We had a scheduled job that was running for over 7 hours. When it was initially created a couple years ago, it used to run for 1 hour. The job of the scheduler was to update our database so that production customers would receive today’s latest data. We ran this before the start of the business day.

Overtime as the process got bloated, the scheduler would take almost an entire day (~7hr) to run.

Optimization steps:

We identified two paths of optimization.

Run the scheduled job for active users only.
Run the process parallelly split by logical blocks.

Run the scheduled job for active users only.

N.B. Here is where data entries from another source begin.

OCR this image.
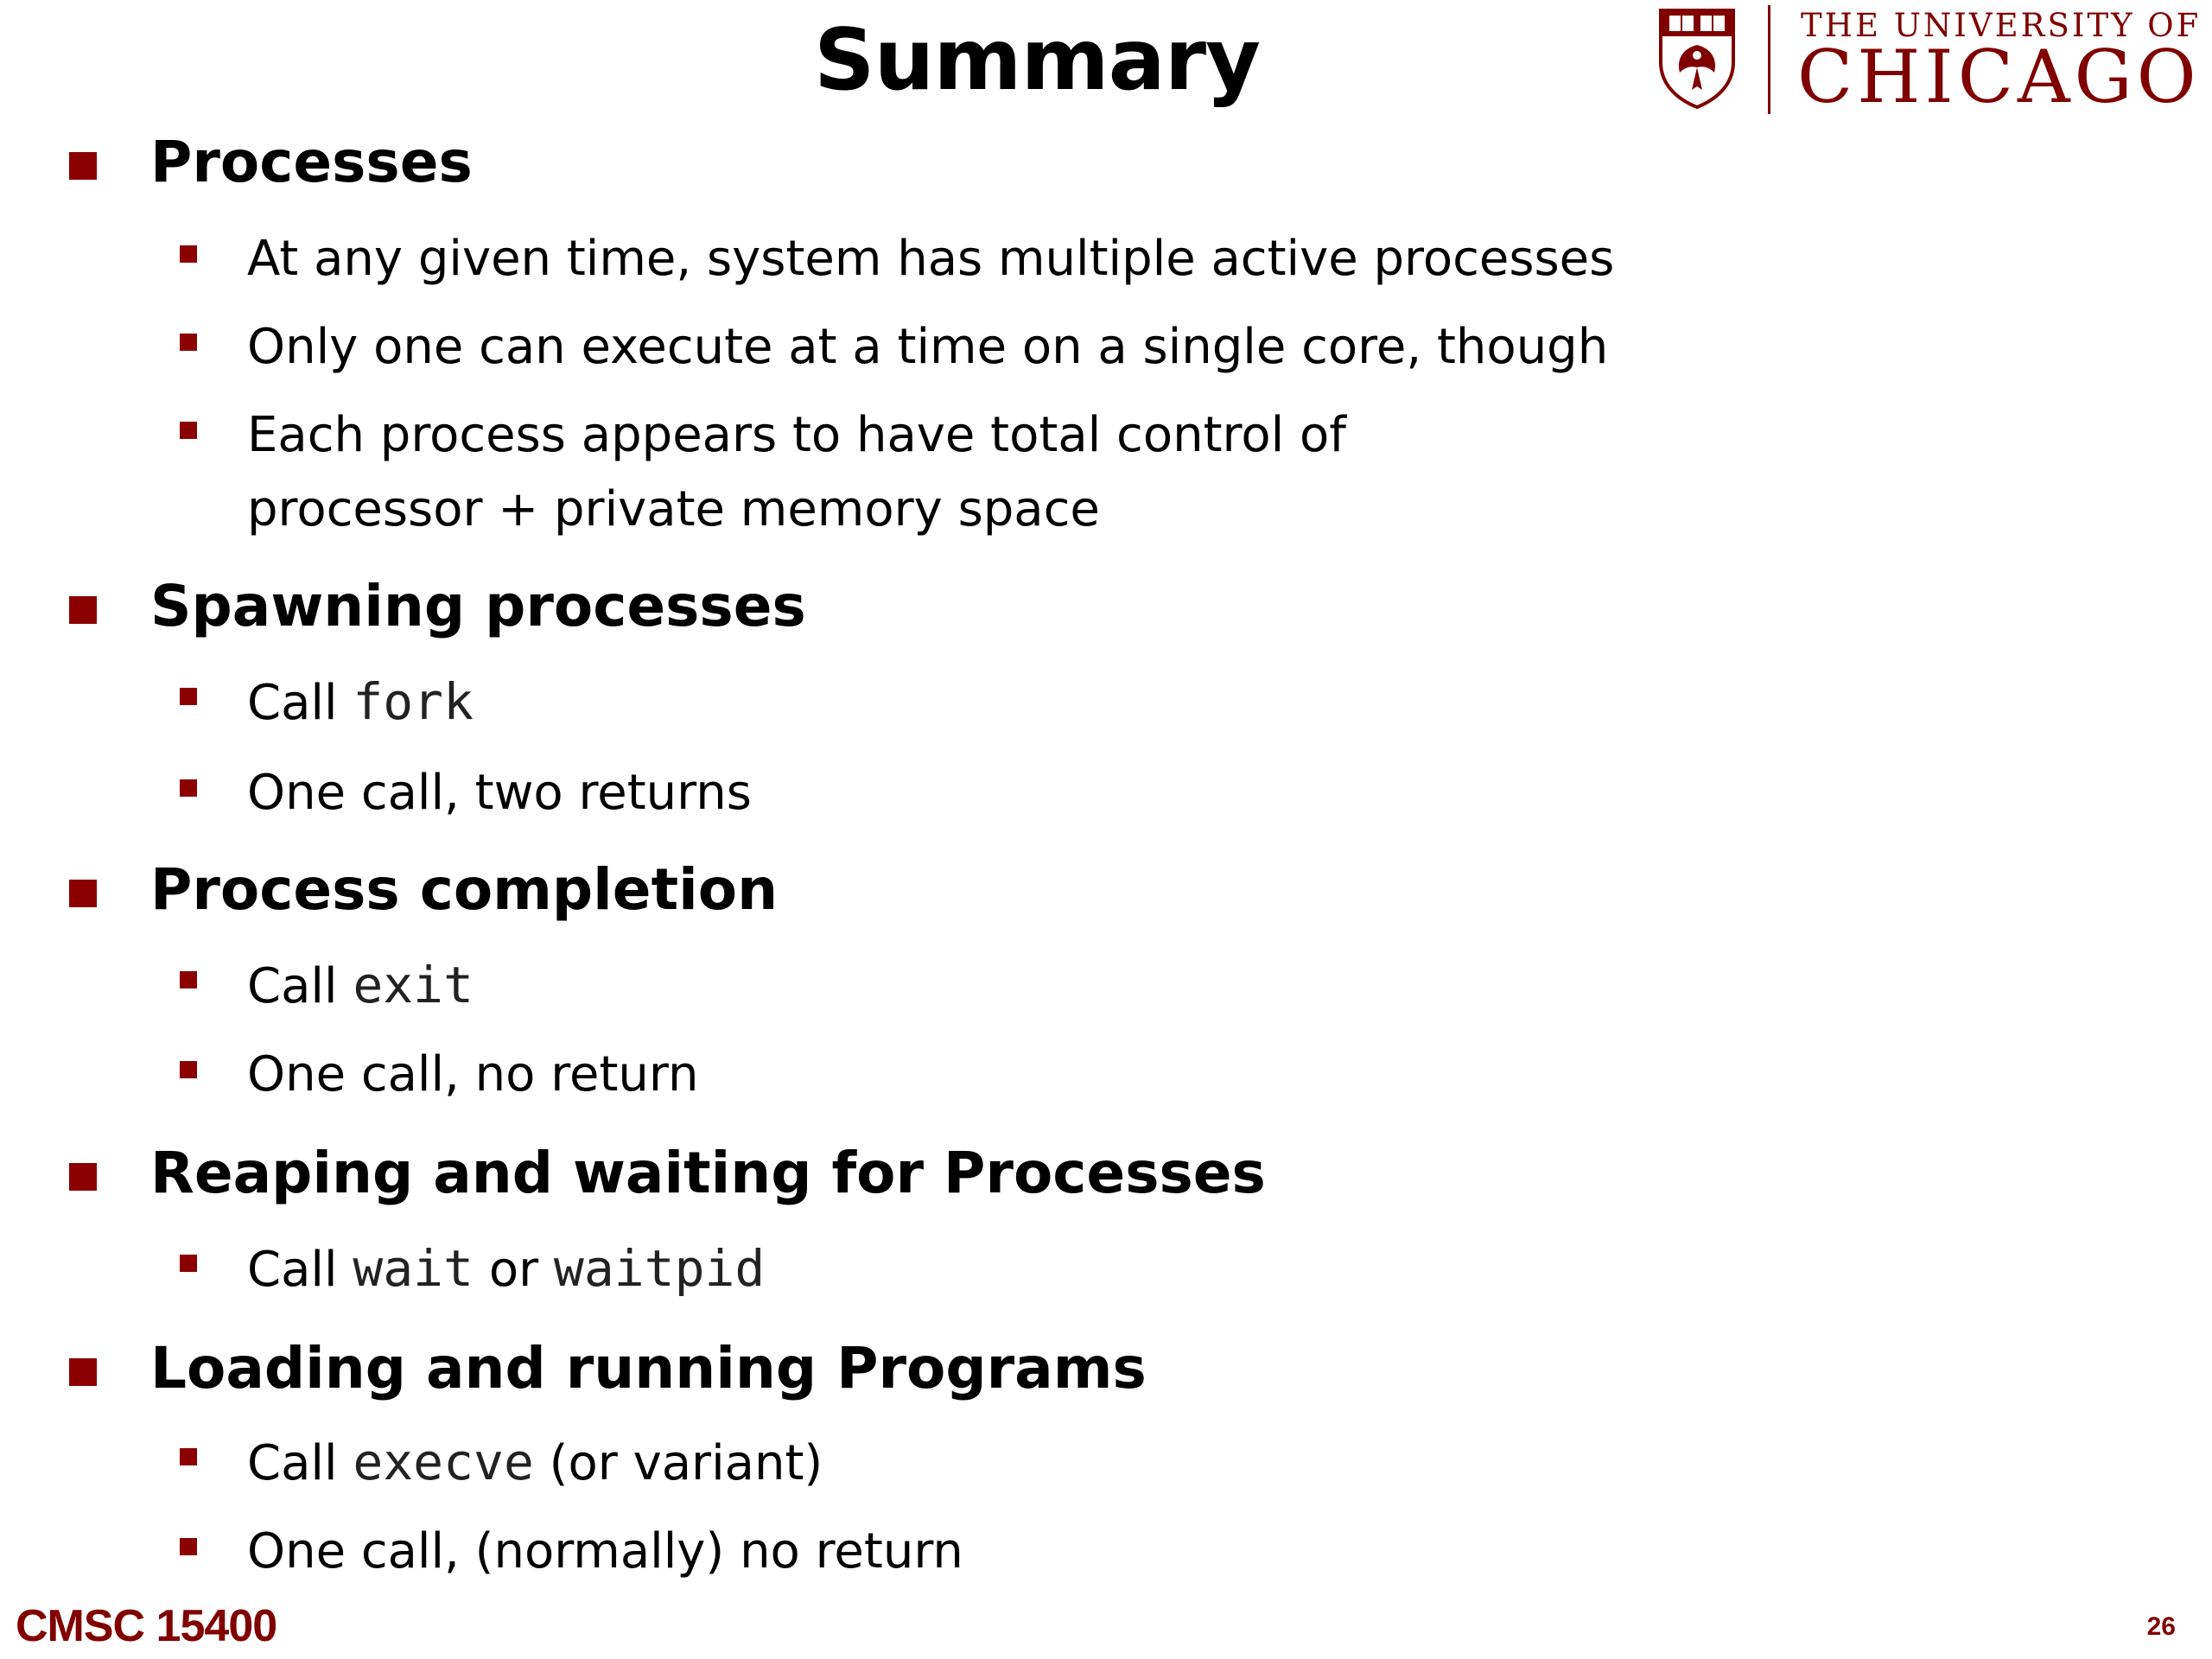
Summary	THE UNIVERSITY OF
CHICAGO
Processes
At any given time, system has multiple active processes
Only one can execute at a time on a single core, though
Each process appears to have total control of
processor + private memory space
Spawning processes
Call fork
One call, two returns
Process completion
Call exit
One call, no return
Reaping and waiting for Processes
Call wait or waitpid
Loading and running Programs
Call execve (or variant)
One call, (normally) no return
CMSC 15400	26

From the data, we learned that the scheduled job was running sequentially across every user group, regardless of whether the group was active. Each user group contains hundreds of thousands to a few million rows, but only a small subset of these groups was actively used.

By filtering the job to run only for active user groups, we reduced the amount of data scanned and processed. This change alone brought the scheduled job runtime down to ~1 hour (previously much longer).

Run the process parallelly split by user blocks.

Since the processing boundaries were the user groups themselves, we parallelized the workflow by splitting execution into independent user group blocks and assigning one thread per user group.

We implemented a multi-threaded solution, introduced a 5-minute timeout per thread as a safety guardrail, and deployed the change to production. With this, the full process consistently completed in under 5 minutes.

Initially, we suspected the 5-minute timeout was artificially reducing runtime by skipping work. However, after reviewing production logs over several weeks, we confirmed that:

The timeout rate was < 1% of total executions
The longest async user group processing duration was ~1.5 minutes
This was observed across 250k+ async executions in the last 7 days

This validated that the runtime improvement came from scoping to active groups and removing sequential bottlenecks, not from the timeout mechanism.

Future improvement

We did have some processes timeout (<1%), when monitored over 7 days. The timeouts were due to database timeouts caused by some blocks having higher amount of data. We setup retry mechanism to process the timed-out events to address this issue.

Conclusion

We thus improved the job time of the 7-hour scheduler to under 5 mins. Now we can promise the business that the customers are always getting the latest data every day.